A new gel can block the Aids virus, halving a woman's chances of getting HIV from an infected partner, US scientists say.

The breakthrough in the long quest for a tool to help women whose partners will not use condoms was reported in a study in South Africa.

The results need to be confirmed in another study, and that level of protection is probably not enough to win approval of the microbicide gel in countries like the US, researchers say. But they are optimistic it can be improved.

"We are giving hope to women" who account for most new HIV infections, said Michel Sidibe, executive director of the World Health Organisation's UNAids programme.

A gel could "help us break the trajectory of the Aids epidemic", he said.

And Dr Anthony Fauci of the US National Institutes of Health said: "It's the first time we've ever seen any microbicide give a positive result" that scientists agree is true evidence of protection.

The vaginal gel, spiked with the Aids drug tenofovir, cut the risk of HIV infection by 50% after one year of use and 39% after two and a half years, compared with a gel that contained no medicine.

To be licensed in the US, a gel or cream to prevent HIV infection may need to be at least 80% effective, Dr Fauci said. That might be achieved by adding more tenofovir or getting women to use it more consistently.

In the study, women used the gel only 60% of the time; those who used it more often had higher rates of protection.

The gel also cut in half the chances of getting HSV-2, the virus that causes genital herpes. That is important because other sexually-transmitted diseases raise the risk of catching HIV.

Even partial protection is a huge victory that could be a boon not just in poor countries but for couples anywhere when one partner has HIV and the other does not, said Dr Salim Abdool Karim, the South African researcher who led the study.

In the US, nearly a third of new infections each year were among heterosexuals, he noted.

Countries may come to different decisions about whether a gel that offers this amount of protection should be licensed. In South Africa, where one in three girls is infected with HIV by the age of 20, this gel could prevent 1.3 million infections and 826,000 deaths over the next two decades, he said.

Dr Karim will present results of the study today at the International Aids Conference in Vienna, Austria. The research was published online yesterday by the US journal Science.

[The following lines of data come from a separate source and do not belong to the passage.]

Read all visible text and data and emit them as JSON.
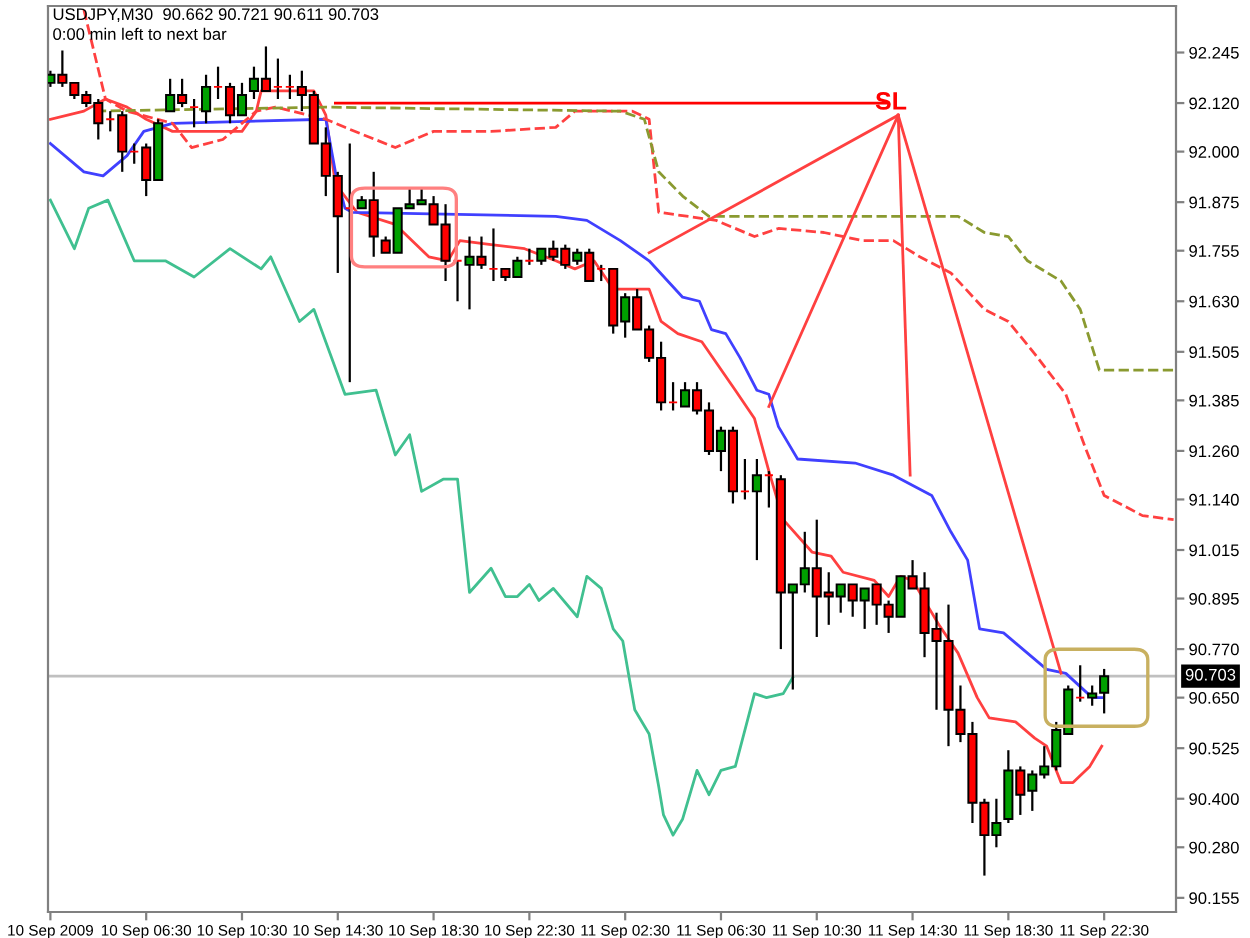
{
  "chart_data": {
    "type": "candlestick",
    "annotations": [
      "USDJPY,M30  90.662 90.721 90.611 90.703",
      "0:00 min left to next bar",
      {
        "text": "SL",
        "x": "2009-09-11T13:36",
        "y": 92.12
      }
    ],
    "x": [
      "2009-09-10T02:30",
      "2009-09-10T03:00",
      "2009-09-10T03:30",
      "2009-09-10T04:00",
      "2009-09-10T04:30",
      "2009-09-10T05:00",
      "2009-09-10T05:30",
      "2009-09-10T06:00",
      "2009-09-10T06:30",
      "2009-09-10T07:00",
      "2009-09-10T07:30",
      "2009-09-10T08:00",
      "2009-09-10T08:30",
      "2009-09-10T09:00",
      "2009-09-10T09:30",
      "2009-09-10T10:00",
      "2009-09-10T10:30",
      "2009-09-10T11:00",
      "2009-09-10T11:30",
      "2009-09-10T12:00",
      "2009-09-10T12:30",
      "2009-09-10T13:00",
      "2009-09-10T13:30",
      "2009-09-10T14:00",
      "2009-09-10T14:30",
      "2009-09-10T15:00",
      "2009-09-10T15:30",
      "2009-09-10T16:00",
      "2009-09-10T16:30",
      "2009-09-10T17:00",
      "2009-09-10T17:30",
      "2009-09-10T18:00",
      "2009-09-10T18:30",
      "2009-09-10T19:00",
      "2009-09-10T19:30",
      "2009-09-10T20:00",
      "2009-09-10T20:30",
      "2009-09-10T21:00",
      "2009-09-10T21:30",
      "2009-09-10T22:00",
      "2009-09-10T22:30",
      "2009-09-10T23:00",
      "2009-09-10T23:30",
      "2009-09-11T00:00",
      "2009-09-11T00:30",
      "2009-09-11T01:00",
      "2009-09-11T01:30",
      "2009-09-11T02:00",
      "2009-09-11T02:30",
      "2009-09-11T03:00",
      "2009-09-11T03:30",
      "2009-09-11T04:00",
      "2009-09-11T04:30",
      "2009-09-11T05:00",
      "2009-09-11T05:30",
      "2009-09-11T06:00",
      "2009-09-11T06:30",
      "2009-09-11T07:00",
      "2009-09-11T07:30",
      "2009-09-11T08:00",
      "2009-09-11T08:30",
      "2009-09-11T09:00",
      "2009-09-11T09:30",
      "2009-09-11T10:00",
      "2009-09-11T10:30",
      "2009-09-11T11:00",
      "2009-09-11T11:30",
      "2009-09-11T12:00",
      "2009-09-11T12:30",
      "2009-09-11T13:00",
      "2009-09-11T13:30",
      "2009-09-11T14:00",
      "2009-09-11T14:30",
      "2009-09-11T15:00",
      "2009-09-11T15:30",
      "2009-09-11T16:00",
      "2009-09-11T16:30",
      "2009-09-11T17:00",
      "2009-09-11T17:30",
      "2009-09-11T18:00",
      "2009-09-11T18:30",
      "2009-09-11T19:00",
      "2009-09-11T19:30",
      "2009-09-11T20:00",
      "2009-09-11T20:30",
      "2009-09-11T21:00",
      "2009-09-11T21:30",
      "2009-09-11T22:00",
      "2009-09-11T22:30"
    ],
    "ohlc": [
      [
        92.17,
        92.2,
        92.16,
        92.19
      ],
      [
        92.19,
        92.25,
        92.16,
        92.17
      ],
      [
        92.17,
        92.17,
        92.13,
        92.14
      ],
      [
        92.14,
        92.15,
        92.11,
        92.12
      ],
      [
        92.12,
        92.13,
        92.03,
        92.07
      ],
      [
        92.08,
        92.1,
        92.05,
        92.08
      ],
      [
        92.09,
        92.1,
        91.95,
        92.0
      ],
      [
        92.0,
        92.02,
        91.97,
        92.0
      ],
      [
        92.01,
        92.02,
        91.89,
        91.93
      ],
      [
        91.93,
        92.08,
        91.93,
        92.07
      ],
      [
        92.1,
        92.18,
        92.1,
        92.14
      ],
      [
        92.14,
        92.18,
        92.11,
        92.12
      ],
      [
        92.11,
        92.13,
        92.06,
        92.11
      ],
      [
        92.1,
        92.19,
        92.07,
        92.16
      ],
      [
        92.16,
        92.21,
        92.13,
        92.16
      ],
      [
        92.16,
        92.17,
        92.07,
        92.09
      ],
      [
        92.09,
        92.17,
        92.09,
        92.14
      ],
      [
        92.15,
        92.21,
        92.13,
        92.18
      ],
      [
        92.18,
        92.26,
        92.15,
        92.15
      ],
      [
        92.16,
        92.23,
        92.13,
        92.16
      ],
      [
        92.16,
        92.19,
        92.13,
        92.16
      ],
      [
        92.16,
        92.2,
        92.1,
        92.14
      ],
      [
        92.14,
        92.15,
        92.02,
        92.02
      ],
      [
        92.02,
        92.06,
        91.89,
        91.94
      ],
      [
        91.94,
        91.95,
        91.7,
        91.84
      ],
      [
        91.86,
        92.02,
        91.43,
        91.86
      ],
      [
        91.86,
        91.89,
        91.86,
        91.88
      ],
      [
        91.88,
        91.95,
        91.74,
        91.79
      ],
      [
        91.78,
        91.79,
        91.75,
        91.75
      ],
      [
        91.75,
        91.86,
        91.75,
        91.86
      ],
      [
        91.86,
        91.91,
        91.86,
        91.87
      ],
      [
        91.87,
        91.91,
        91.87,
        91.88
      ],
      [
        91.87,
        91.89,
        91.82,
        91.82
      ],
      [
        91.82,
        91.87,
        91.68,
        91.73
      ],
      [
        91.73,
        91.73,
        91.63,
        91.73
      ],
      [
        91.72,
        91.79,
        91.61,
        91.74
      ],
      [
        91.74,
        91.79,
        91.71,
        91.72
      ],
      [
        91.71,
        91.81,
        91.68,
        91.71
      ],
      [
        91.71,
        91.71,
        91.68,
        91.69
      ],
      [
        91.69,
        91.74,
        91.69,
        91.73
      ],
      [
        91.73,
        91.76,
        91.72,
        91.73
      ],
      [
        91.73,
        91.76,
        91.72,
        91.76
      ],
      [
        91.76,
        91.78,
        91.73,
        91.74
      ],
      [
        91.76,
        91.77,
        91.71,
        91.72
      ],
      [
        91.73,
        91.76,
        91.72,
        91.75
      ],
      [
        91.75,
        91.76,
        91.68,
        91.68
      ],
      [
        91.71,
        91.72,
        91.68,
        91.71
      ],
      [
        91.71,
        91.71,
        91.55,
        91.57
      ],
      [
        91.58,
        91.65,
        91.54,
        91.64
      ],
      [
        91.64,
        91.66,
        91.56,
        91.56
      ],
      [
        91.56,
        91.57,
        91.48,
        91.49
      ],
      [
        91.49,
        91.53,
        91.36,
        91.38
      ],
      [
        91.38,
        91.43,
        91.36,
        91.38
      ],
      [
        91.37,
        91.43,
        91.37,
        91.41
      ],
      [
        91.41,
        91.43,
        91.35,
        91.36
      ],
      [
        91.36,
        91.38,
        91.25,
        91.26
      ],
      [
        91.26,
        91.32,
        91.21,
        91.31
      ],
      [
        91.31,
        91.32,
        91.13,
        91.16
      ],
      [
        91.16,
        91.24,
        91.14,
        91.16
      ],
      [
        91.16,
        91.24,
        90.99,
        91.2
      ],
      [
        91.2,
        91.21,
        91.12,
        91.2
      ],
      [
        91.19,
        91.2,
        90.77,
        90.91
      ],
      [
        90.91,
        90.93,
        90.67,
        90.93
      ],
      [
        90.93,
        91.06,
        90.91,
        90.97
      ],
      [
        90.97,
        91.09,
        90.8,
        90.9
      ],
      [
        90.91,
        90.96,
        90.83,
        90.9
      ],
      [
        90.9,
        90.93,
        90.86,
        90.93
      ],
      [
        90.93,
        90.93,
        90.85,
        90.89
      ],
      [
        90.89,
        90.92,
        90.82,
        90.92
      ],
      [
        90.93,
        90.93,
        90.83,
        90.88
      ],
      [
        90.88,
        90.89,
        90.81,
        90.85
      ],
      [
        90.85,
        90.95,
        90.85,
        90.95
      ],
      [
        90.95,
        90.99,
        90.92,
        90.92
      ],
      [
        90.92,
        90.96,
        90.75,
        90.81
      ],
      [
        90.82,
        90.86,
        90.62,
        90.79
      ],
      [
        90.79,
        90.88,
        90.53,
        90.62
      ],
      [
        90.62,
        90.68,
        90.54,
        90.56
      ],
      [
        90.56,
        90.59,
        90.34,
        90.39
      ],
      [
        90.39,
        90.4,
        90.21,
        90.31
      ],
      [
        90.31,
        90.4,
        90.28,
        90.34
      ],
      [
        90.35,
        90.52,
        90.34,
        90.47
      ],
      [
        90.47,
        90.48,
        90.36,
        90.41
      ],
      [
        90.42,
        90.47,
        90.37,
        90.46
      ],
      [
        90.46,
        90.53,
        90.45,
        90.48
      ],
      [
        90.48,
        90.59,
        90.47,
        90.57
      ],
      [
        90.56,
        90.68,
        90.56,
        90.67
      ],
      [
        90.65,
        90.73,
        90.64,
        90.65
      ],
      [
        90.65,
        90.68,
        90.63,
        90.66
      ],
      [
        90.662,
        90.721,
        90.611,
        90.703
      ]
    ],
    "colors": [
      "#00a000",
      "#ff0000",
      "#ff0000",
      "#ff0000",
      "#ff0000",
      "#ff0000",
      "#ff0000",
      "#ff0000",
      "#ff0000",
      "#00a000",
      "#00a000",
      "#ff0000",
      "#ff0000",
      "#00a000",
      "#ff0000",
      "#ff0000",
      "#00a000",
      "#00a000",
      "#ff0000",
      "#ff0000",
      "#ff0000",
      "#ff0000",
      "#ff0000",
      "#ff0000",
      "#ff0000",
      "#ff0000",
      "#00a000",
      "#ff0000",
      "#ff0000",
      "#00a000",
      "#00a000",
      "#00a000",
      "#ff0000",
      "#ff0000",
      "#ff0000",
      "#00a000",
      "#ff0000",
      "#ff0000",
      "#ff0000",
      "#00a000",
      "#ff0000",
      "#00a000",
      "#ff0000",
      "#ff0000",
      "#00a000",
      "#ff0000",
      "#ff0000",
      "#ff0000",
      "#00a000",
      "#ff0000",
      "#ff0000",
      "#ff0000",
      "#ff0000",
      "#00a000",
      "#ff0000",
      "#ff0000",
      "#00a000",
      "#ff0000",
      "#ff0000",
      "#00a000",
      "#ff0000",
      "#ff0000",
      "#00a000",
      "#00a000",
      "#ff0000",
      "#ff0000",
      "#00a000",
      "#ff0000",
      "#00a000",
      "#ff0000",
      "#ff0000",
      "#00a000",
      "#ff0000",
      "#ff0000",
      "#ff0000",
      "#ff0000",
      "#ff0000",
      "#ff0000",
      "#ff0000",
      "#00a000",
      "#00a000",
      "#ff0000",
      "#00a000",
      "#00a000",
      "#00a000",
      "#00a000",
      "#ff0000",
      "#00a000",
      "#00a000"
    ],
    "series": [
      {
        "type": "line",
        "color": "#ff4040",
        "line_style": "solid",
        "x": [
          "2009-09-10T02:30",
          "2009-09-10T03:54",
          "2009-09-10T04:48",
          "2009-09-10T05:42",
          "2009-09-10T06:30",
          "2009-09-10T07:36",
          "2009-09-10T08:54",
          "2009-09-10T10:30",
          "2009-09-10T11:06",
          "2009-09-10T11:18",
          "2009-09-10T13:30",
          "2009-09-10T14:00",
          "2009-09-10T14:24",
          "2009-09-10T15:18",
          "2009-09-10T16:54",
          "2009-09-10T18:18",
          "2009-09-10T19:06",
          "2009-09-10T19:36",
          "2009-09-10T20:54",
          "2009-09-10T22:18",
          "2009-09-10T23:36",
          "2009-09-11T00:24",
          "2009-09-11T01:12",
          "2009-09-11T02:00",
          "2009-09-11T03:30",
          "2009-09-11T04:00",
          "2009-09-11T04:42",
          "2009-09-11T05:42",
          "2009-09-11T07:06",
          "2009-09-11T07:54",
          "2009-09-11T08:30",
          "2009-09-11T09:06",
          "2009-09-11T10:18",
          "2009-09-11T11:06",
          "2009-09-11T11:36",
          "2009-09-11T12:54",
          "2009-09-11T13:30",
          "2009-09-11T14:00",
          "2009-09-11T14:30",
          "2009-09-11T15:06",
          "2009-09-11T15:36",
          "2009-09-11T16:24",
          "2009-09-11T17:12",
          "2009-09-11T17:42",
          "2009-09-11T18:48",
          "2009-09-11T19:36",
          "2009-09-11T20:06",
          "2009-09-11T20:42",
          "2009-09-11T21:12",
          "2009-09-11T21:54",
          "2009-09-11T22:24"
        ],
        "values": [
          92.08,
          92.1,
          92.13,
          92.11,
          92.08,
          92.05,
          92.05,
          92.05,
          92.1,
          92.15,
          92.15,
          92.09,
          91.92,
          91.85,
          91.82,
          91.74,
          91.73,
          91.78,
          91.77,
          91.76,
          91.73,
          91.71,
          91.73,
          91.66,
          91.66,
          91.58,
          91.55,
          91.53,
          91.41,
          91.34,
          91.21,
          91.09,
          91.01,
          91.0,
          90.96,
          90.94,
          90.9,
          90.95,
          90.94,
          90.88,
          90.83,
          90.76,
          90.65,
          90.6,
          90.59,
          90.55,
          90.53,
          90.44,
          90.44,
          90.48,
          90.53
        ]
      },
      {
        "type": "line",
        "color": "#4040ff",
        "line_style": "solid",
        "x": [
          "2009-09-10T02:30",
          "2009-09-10T03:54",
          "2009-09-10T04:42",
          "2009-09-10T05:42",
          "2009-09-10T06:24",
          "2009-09-10T07:36",
          "2009-09-10T14:00",
          "2009-09-10T14:24",
          "2009-09-10T14:48",
          "2009-09-10T15:06",
          "2009-09-10T23:36",
          "2009-09-11T00:54",
          "2009-09-11T02:18",
          "2009-09-11T03:30",
          "2009-09-11T04:54",
          "2009-09-11T05:36",
          "2009-09-11T06:06",
          "2009-09-11T06:42",
          "2009-09-11T07:18",
          "2009-09-11T08:00",
          "2009-09-11T08:30",
          "2009-09-11T08:54",
          "2009-09-11T09:42",
          "2009-09-11T12:06",
          "2009-09-11T13:42",
          "2009-09-11T15:18",
          "2009-09-11T16:06",
          "2009-09-11T16:48",
          "2009-09-11T17:18",
          "2009-09-11T18:18",
          "2009-09-11T19:06",
          "2009-09-11T20:06",
          "2009-09-11T20:54",
          "2009-09-11T22:00",
          "2009-09-11T22:24"
        ],
        "values": [
          92.02,
          91.95,
          91.94,
          91.99,
          92.05,
          92.07,
          92.08,
          91.95,
          91.86,
          91.85,
          91.84,
          91.83,
          91.78,
          91.73,
          91.64,
          91.63,
          91.56,
          91.55,
          91.49,
          91.41,
          91.4,
          91.32,
          91.24,
          91.23,
          91.2,
          91.15,
          91.06,
          90.99,
          90.82,
          90.81,
          90.77,
          90.72,
          90.71,
          90.65,
          90.65
        ]
      },
      {
        "type": "line",
        "color": "#40c090",
        "line_style": "solid",
        "x": [
          "2009-09-10T02:30",
          "2009-09-10T03:30",
          "2009-09-10T04:06",
          "2009-09-10T04:54",
          "2009-09-10T06:00",
          "2009-09-10T07:18",
          "2009-09-10T08:30",
          "2009-09-10T10:00",
          "2009-09-10T11:18",
          "2009-09-10T11:42",
          "2009-09-10T12:54",
          "2009-09-10T13:30",
          "2009-09-10T14:48",
          "2009-09-10T16:06",
          "2009-09-10T16:54",
          "2009-09-10T17:30",
          "2009-09-10T18:00",
          "2009-09-10T18:54",
          "2009-09-10T19:30",
          "2009-09-10T20:00",
          "2009-09-10T20:54",
          "2009-09-10T21:30",
          "2009-09-10T22:00",
          "2009-09-10T22:30",
          "2009-09-10T22:54",
          "2009-09-10T23:30",
          "2009-09-11T00:30",
          "2009-09-11T00:54",
          "2009-09-11T01:30",
          "2009-09-11T02:00",
          "2009-09-11T02:24",
          "2009-09-11T02:54",
          "2009-09-11T03:30",
          "2009-09-11T03:54",
          "2009-09-11T04:06",
          "2009-09-11T04:30",
          "2009-09-11T04:54",
          "2009-09-11T05:30",
          "2009-09-11T06:00",
          "2009-09-11T06:30",
          "2009-09-11T07:06",
          "2009-09-11T07:54",
          "2009-09-11T08:24",
          "2009-09-11T09:06",
          "2009-09-11T09:30"
        ],
        "values": [
          91.88,
          91.76,
          91.86,
          91.88,
          91.73,
          91.73,
          91.69,
          91.76,
          91.71,
          91.74,
          91.58,
          91.61,
          91.4,
          91.41,
          91.25,
          91.3,
          91.16,
          91.19,
          91.19,
          90.91,
          90.97,
          90.9,
          90.9,
          90.93,
          90.89,
          90.92,
          90.85,
          90.95,
          90.92,
          90.82,
          90.79,
          90.62,
          90.56,
          90.43,
          90.36,
          90.31,
          90.35,
          90.47,
          90.41,
          90.47,
          90.48,
          90.66,
          90.65,
          90.66,
          90.7
        ]
      },
      {
        "type": "line",
        "color": "#ff4040",
        "line_style": "dashed",
        "x": [
          "2009-09-10T03:54",
          "2009-09-10T04:48",
          "2009-09-10T05:42",
          "2009-09-10T07:36",
          "2009-09-10T08:24",
          "2009-09-10T09:42",
          "2009-09-10T11:06",
          "2009-09-10T11:54",
          "2009-09-10T14:00",
          "2009-09-10T14:48",
          "2009-09-10T16:54",
          "2009-09-10T18:30",
          "2009-09-10T20:54",
          "2009-09-10T23:36",
          "2009-09-11T00:24",
          "2009-09-11T02:48",
          "2009-09-11T03:30",
          "2009-09-11T03:54",
          "2009-09-11T06:18",
          "2009-09-11T07:54",
          "2009-09-11T08:54",
          "2009-09-11T10:48",
          "2009-09-11T12:24",
          "2009-09-11T13:42",
          "2009-09-11T14:48",
          "2009-09-11T16:06",
          "2009-09-11T17:30",
          "2009-09-11T18:30",
          "2009-09-11T19:36",
          "2009-09-11T20:54",
          "2009-09-11T21:42",
          "2009-09-11T22:30",
          "2009-09-12T00:06",
          "2009-09-12T01:24"
        ],
        "values": [
          92.35,
          92.13,
          92.1,
          92.07,
          92.01,
          92.03,
          92.1,
          92.11,
          92.08,
          92.06,
          92.01,
          92.05,
          92.05,
          92.06,
          92.1,
          92.1,
          92.08,
          91.85,
          91.83,
          91.79,
          91.81,
          91.8,
          91.78,
          91.78,
          91.74,
          91.7,
          91.61,
          91.58,
          91.5,
          91.4,
          91.27,
          91.15,
          91.1,
          91.09
        ]
      },
      {
        "type": "line",
        "color": "#8a9a30",
        "line_style": "dashed",
        "x": [
          "2009-09-10T04:24",
          "2009-09-10T14:00",
          "2009-09-11T02:18",
          "2009-09-11T03:18",
          "2009-09-11T03:54",
          "2009-09-11T04:54",
          "2009-09-11T06:00",
          "2009-09-11T16:24",
          "2009-09-11T17:30",
          "2009-09-11T18:30",
          "2009-09-11T19:18",
          "2009-09-11T20:42",
          "2009-09-11T21:30",
          "2009-09-11T22:18",
          "2009-09-12T01:24"
        ],
        "values": [
          92.1,
          92.11,
          92.1,
          92.08,
          91.95,
          91.89,
          91.84,
          91.84,
          91.8,
          91.79,
          91.73,
          91.68,
          91.61,
          91.46,
          91.46
        ]
      },
      {
        "type": "line",
        "color": "#ff0000",
        "line_style": "solid",
        "x": [
          "2009-09-10T14:24",
          "2009-09-11T13:30"
        ],
        "values": [
          92.12,
          92.12
        ]
      },
      {
        "type": "line",
        "color": "#ff4040",
        "line_style": "solid",
        "x": [
          "2009-09-11T13:54",
          "2009-09-11T03:30"
        ],
        "values": [
          92.09,
          91.75
        ]
      },
      {
        "type": "line",
        "color": "#ff4040",
        "line_style": "solid",
        "x": [
          "2009-09-11T13:54",
          "2009-09-11T08:30"
        ],
        "values": [
          92.09,
          91.37
        ]
      },
      {
        "type": "line",
        "color": "#ff4040",
        "line_style": "solid",
        "x": [
          "2009-09-11T13:54",
          "2009-09-11T14:24"
        ],
        "values": [
          92.09,
          91.2
        ]
      },
      {
        "type": "line",
        "color": "#ff4040",
        "line_style": "solid",
        "x": [
          "2009-09-11T13:54",
          "2009-09-11T20:42"
        ],
        "values": [
          92.09,
          90.71
        ]
      }
    ],
    "xlim": [
      "2009-09-10T02:24",
      "2009-09-12T01:30"
    ],
    "xticks": [
      {
        "value": "2009-09-10T02:30",
        "label": "10 Sep 2009"
      },
      {
        "value": "2009-09-10T06:30",
        "label": "10 Sep 06:30"
      },
      {
        "value": "2009-09-10T10:30",
        "label": "10 Sep 10:30"
      },
      {
        "value": "2009-09-10T14:30",
        "label": "10 Sep 14:30"
      },
      {
        "value": "2009-09-10T18:30",
        "label": "10 Sep 18:30"
      },
      {
        "value": "2009-09-10T22:30",
        "label": "10 Sep 22:30"
      },
      {
        "value": "2009-09-11T02:30",
        "label": "11 Sep 02:30"
      },
      {
        "value": "2009-09-11T06:30",
        "label": "11 Sep 06:30"
      },
      {
        "value": "2009-09-11T10:30",
        "label": "11 Sep 10:30"
      },
      {
        "value": "2009-09-11T14:30",
        "label": "11 Sep 14:30"
      },
      {
        "value": "2009-09-11T18:30",
        "label": "11 Sep 18:30"
      },
      {
        "value": "2009-09-11T22:30",
        "label": "11 Sep 22:30"
      }
    ],
    "ylim": [
      90.12,
      92.36
    ],
    "yticks": [
      {
        "value": 90.155,
        "label": "90.155"
      },
      {
        "value": 90.28,
        "label": "90.280"
      },
      {
        "value": 90.4,
        "label": "90.400"
      },
      {
        "value": 90.525,
        "label": "90.525"
      },
      {
        "value": 90.65,
        "label": "90.650"
      },
      {
        "value": 90.77,
        "label": "90.770"
      },
      {
        "value": 90.895,
        "label": "90.895"
      },
      {
        "value": 91.015,
        "label": "91.015"
      },
      {
        "value": 91.14,
        "label": "91.140"
      },
      {
        "value": 91.26,
        "label": "91.260"
      },
      {
        "value": 91.385,
        "label": "91.385"
      },
      {
        "value": 91.505,
        "label": "91.505"
      },
      {
        "value": 91.63,
        "label": "91.630"
      },
      {
        "value": 91.755,
        "label": "91.755"
      },
      {
        "value": 91.875,
        "label": "91.875"
      },
      {
        "value": 92.0,
        "label": "92.000"
      },
      {
        "value": 92.12,
        "label": "92.120"
      },
      {
        "value": 92.245,
        "label": "92.245"
      }
    ],
    "ref_lines": [
      {
        "axis": "y",
        "value": 90.703,
        "label": "90.703",
        "color": "#c0c0c0"
      }
    ]
  }
}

"We now have a product that potentially can alter the epidemic trends ... and save millions of lives," said Dr Quarraisha Abdool Karim, the lead researcher's wife and associate director of the South African programme that led the testing.

It is the second big advance in less than a year on the prevention front. Last year scientists reported that an experimental vaccine cut the risk of HIV infection by about 30%. Research is under way to try to improve it.

If further study shows the gel to be safe and effective, WHO would work to speed up access to it, its director-general Dr Margaret Chan said.

But the gel is in limited supply - it is not a commercial product and was made for this and another continuing study from drug donated by California-based Gilead Sciences, which sells tenofovir in pill form as Viread.

If further study proves the gel effective, a full-scale production system would need to be geared up to make it.

The study tested the gel in 889 heterosexual women in and near Durban, South Africa. Researchers had no information on the women's partners, but the women were heterosexual and, in general, not in a high-risk group, such as prostitutes.

Half of the women were given the microbicide and the others, a dummy gel. Women were told to use it 12 hours before sex and as soon as possible within 12 hours afterwards.

At the study's end, there were 38 HIV infections among the microbicide group versus 60 in the others.